Intense focus also marked soloist Yuja Wang's blazing account of the concert's centerpiece, Tchaikovsky's Piano Concerto No. 2, proving you don't have to be Russian to play like one. She displayed a Horowitz-like bravura in the concerto's opening movement, dispatching long chordal passages in the big cadenza (one of three) with breathtaking accuracy and dexterity.
Such economy of motion at the keyboard was fascinating to watch. Wang achieved maximum effect with seemingly minimal effort. If she were a tennis player, she would be Roger Federer.
Though not as popular as the First Concerto, Tchaikovsky's Second (there's also a single-movement Third) is just as crowd-pleasing. Pletnev and the orchestra maintained an exciting sense of forward sweep in the concerto's outer movements, handling some of Tchaikovsky's characteristic bombast with the right degree of panache.
The score's soulful central Andante, which has often been subject to cuts, came off as lovely but as odd as ever. The beginning, a duo-concerto that almost forgets about the orchestra altogether, gave the RNO's concertmaster, Alexey Bruni, and principal cellist, Alexander Gotgelf, a chance to shine. Eventually, Wang joined in, making it a quasi triple concerto.
Wang and the orchestra, playing the full score Pletnev himself performed on his impressive Virgin Classics disc from 1998, brought the work in at a longish 46 minutes, but found enough contrasting lyricism amid the score's many climaxes and flamboyant passages to keep it afloat.
Amazingly, Wang had enough energy left for an encore: Earl Wild's arrangement of the "Pas de Quatre" from Tchaikovsky's "Swan Lake," delicately rendered.
After intermission, Pletnev summoned colorful intensity from the ensemble in a carefully shaped reading of Stravinsky's "The Firebird," contoured to highlight the ensemble's many virtuosos. Individual sonorities from flute, oboe and horns bloomed. Pletnev and the RNO performed the 1945 version, which benefits from a generous selection of music from the composer's ballet score perfectly paced for a concert audience.

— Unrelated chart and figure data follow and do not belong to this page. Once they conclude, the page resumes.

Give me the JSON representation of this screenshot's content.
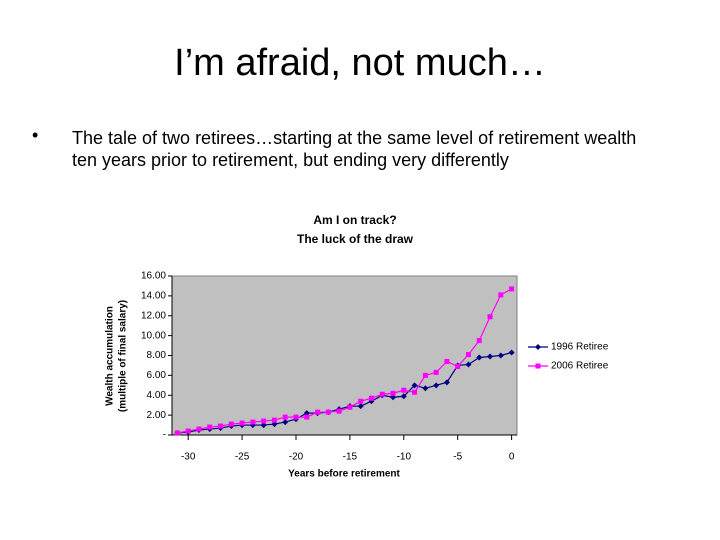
{
  "slide_title": "I’m afraid, not much…",
  "bullet": "The tale of two retirees…starting at the same level of retirement wealth ten years prior to retirement, but ending very differently",
  "chart_data": {
    "type": "line",
    "title": "Am I on track?",
    "subtitle": "The luck of the draw",
    "xlabel": "Years before retirement",
    "ylabel": [
      "Wealth accumulation",
      "(multiple of final salary)"
    ],
    "x": [
      -31,
      -30,
      -29,
      -28,
      -27,
      -26,
      -25,
      -24,
      -23,
      -22,
      -21,
      -20,
      -19,
      -18,
      -17,
      -16,
      -15,
      -14,
      -13,
      -12,
      -11,
      -10,
      -9,
      -8,
      -7,
      -6,
      -5,
      -4,
      -3,
      -2,
      -1,
      0
    ],
    "series": [
      {
        "name": "1996 Retiree",
        "color": "#000080",
        "marker": "diamond",
        "values": [
          0.2,
          0.3,
          0.5,
          0.6,
          0.7,
          0.9,
          1.0,
          1.0,
          1.0,
          1.1,
          1.3,
          1.6,
          2.2,
          2.2,
          2.3,
          2.6,
          2.9,
          2.9,
          3.4,
          4.0,
          3.8,
          3.9,
          5.0,
          4.7,
          5.0,
          5.3,
          7.0,
          7.1,
          7.8,
          7.9,
          8.0,
          8.3
        ]
      },
      {
        "name": "2006 Retiree",
        "color": "#ff00ff",
        "marker": "square",
        "values": [
          0.2,
          0.4,
          0.6,
          0.8,
          0.9,
          1.1,
          1.2,
          1.3,
          1.4,
          1.5,
          1.8,
          1.8,
          1.8,
          2.3,
          2.3,
          2.4,
          2.8,
          3.4,
          3.7,
          4.1,
          4.2,
          4.5,
          4.3,
          6.0,
          6.3,
          7.4,
          6.9,
          8.1,
          9.5,
          11.9,
          14.1,
          14.7
        ]
      }
    ],
    "xlim": [
      -31.5,
      0.5
    ],
    "xticks": [
      -30,
      -25,
      -20,
      -15,
      -10,
      -5,
      0
    ],
    "ylim": [
      0,
      16
    ],
    "yticks": [
      {
        "value": 0,
        "label": "-"
      },
      {
        "value": 2,
        "label": "2.00"
      },
      {
        "value": 4,
        "label": "4.00"
      },
      {
        "value": 6,
        "label": "6.00"
      },
      {
        "value": 8,
        "label": "8.00"
      },
      {
        "value": 10,
        "label": "10.00"
      },
      {
        "value": 12,
        "label": "12.00"
      },
      {
        "value": 14,
        "label": "14.00"
      },
      {
        "value": 16,
        "label": "16.00"
      }
    ],
    "grid": false,
    "legend": "right",
    "plot_background": "#c0c0c0"
  }
}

Though some textural transparency was lost in climaxes, and string tremolos grew coarse in the climactic "Infernal Dance," the work's alluring mystery came through in a hypnotic rendition of the penultimate "Berceuse." Besides, isn't a certain bravura coarseness also part of the Russian sound?
The orchestra offered two rhythmically incisive encores: Khachaturian's Waltz from "Masquerade," and Tchaikovsky's "Dance of the Buffoons" from "The Snow Maiden."